Just this week, Trump also suggested limiting nuclear missiles — hardly the considerations of a warmonger — echoing Reagan, who wanted to remove missiles from silos while keeping them deployable on planes.

The seemingly contradictory move of Trump calling for a Department of War sends a clear message: He wants Americans to recognize that our military exists not just for defense, but to project power when necessary.

Trump has pointed to something critically important: The best way to prevent war is to have a leader who knows exactly who he is and what he will do. Trump signals strength, deterrence, and resolve. You want to negotiate? Great. You don’t? Then we’ll finish the fight decisively.

That’s why the world listens to us. That’s why nations come to the table — not because Trump is reckless, but because he means what he says and says what he means. Peace under weakness invites aggression. Peace under strength commands respect.

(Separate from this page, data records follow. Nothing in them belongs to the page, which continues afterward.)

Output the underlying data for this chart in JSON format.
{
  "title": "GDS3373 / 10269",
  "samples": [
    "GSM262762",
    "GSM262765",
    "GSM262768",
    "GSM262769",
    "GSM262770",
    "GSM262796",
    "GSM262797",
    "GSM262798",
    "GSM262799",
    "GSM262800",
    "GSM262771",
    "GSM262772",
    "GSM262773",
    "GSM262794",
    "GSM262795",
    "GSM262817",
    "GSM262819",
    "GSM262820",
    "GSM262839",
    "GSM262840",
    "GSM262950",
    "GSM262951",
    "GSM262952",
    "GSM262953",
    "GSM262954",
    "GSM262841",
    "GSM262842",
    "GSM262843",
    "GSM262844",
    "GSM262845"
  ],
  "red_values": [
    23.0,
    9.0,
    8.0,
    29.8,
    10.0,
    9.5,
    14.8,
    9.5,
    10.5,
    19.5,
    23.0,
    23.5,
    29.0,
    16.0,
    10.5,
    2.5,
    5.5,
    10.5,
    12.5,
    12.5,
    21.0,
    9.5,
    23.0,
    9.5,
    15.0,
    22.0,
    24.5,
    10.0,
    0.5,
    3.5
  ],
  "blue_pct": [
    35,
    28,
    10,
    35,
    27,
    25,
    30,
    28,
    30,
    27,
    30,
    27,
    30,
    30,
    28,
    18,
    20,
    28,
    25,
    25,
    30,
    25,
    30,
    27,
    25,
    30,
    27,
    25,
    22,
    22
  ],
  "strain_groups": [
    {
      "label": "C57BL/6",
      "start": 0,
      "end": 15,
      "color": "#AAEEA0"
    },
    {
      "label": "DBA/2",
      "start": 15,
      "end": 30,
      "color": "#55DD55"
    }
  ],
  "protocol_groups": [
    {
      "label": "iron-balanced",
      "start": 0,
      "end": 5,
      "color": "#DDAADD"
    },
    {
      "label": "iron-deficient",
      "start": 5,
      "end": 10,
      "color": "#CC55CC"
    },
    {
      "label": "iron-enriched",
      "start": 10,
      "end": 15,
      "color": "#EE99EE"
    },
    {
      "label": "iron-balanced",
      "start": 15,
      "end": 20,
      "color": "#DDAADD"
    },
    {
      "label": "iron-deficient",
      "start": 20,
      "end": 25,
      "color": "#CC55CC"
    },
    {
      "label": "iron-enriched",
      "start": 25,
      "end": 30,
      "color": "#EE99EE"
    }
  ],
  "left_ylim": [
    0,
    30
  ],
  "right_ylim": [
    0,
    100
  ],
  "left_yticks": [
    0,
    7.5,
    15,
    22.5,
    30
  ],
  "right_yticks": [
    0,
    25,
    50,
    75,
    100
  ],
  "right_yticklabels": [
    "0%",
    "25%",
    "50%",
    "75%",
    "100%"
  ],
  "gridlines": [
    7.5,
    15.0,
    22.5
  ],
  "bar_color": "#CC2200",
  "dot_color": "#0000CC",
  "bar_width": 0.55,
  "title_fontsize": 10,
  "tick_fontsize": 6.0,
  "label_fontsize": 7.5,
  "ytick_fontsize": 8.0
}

Trump is the most anti-war president we’ve had since Jimmy Carter. But unlike Carter, Trump isn’t weak. Carter’s indecision emboldened enemies and made the world less safe. Trump’s strength makes the country stronger. He believes in peace as much as any president. But he knows peace requires readiness for war.

Names matter

When we think of “defense,” we imagine cybersecurity, spy programs, and missile shields. But when we think of “war,” we recall its harsh reality: death, destruction, and national survival. Trump is reminding us what the Department of Defense is really for: war. Not nation-building, not diplomacy disguised as military action, not endless training missions. War — full stop.

Chip Somodevilla / Staff | Getty Images

Names matter. Words matter. They shape identity and character. A Department of Defense implies passivity, a posture of reaction. A Department of War recognizes the truth: The military exists to fight and, if necessary, to win decisively.

So yes, I’ve changed my mind. I’m for the rebranding to the Department of War. It shows strength to the world. It reminds Americans, internally and externally, of the reality we face. The Department of Defense can no longer be a euphemism. Our military exists for war — not without deterrence, but not without strength either. And we need to stop deluding ourselves.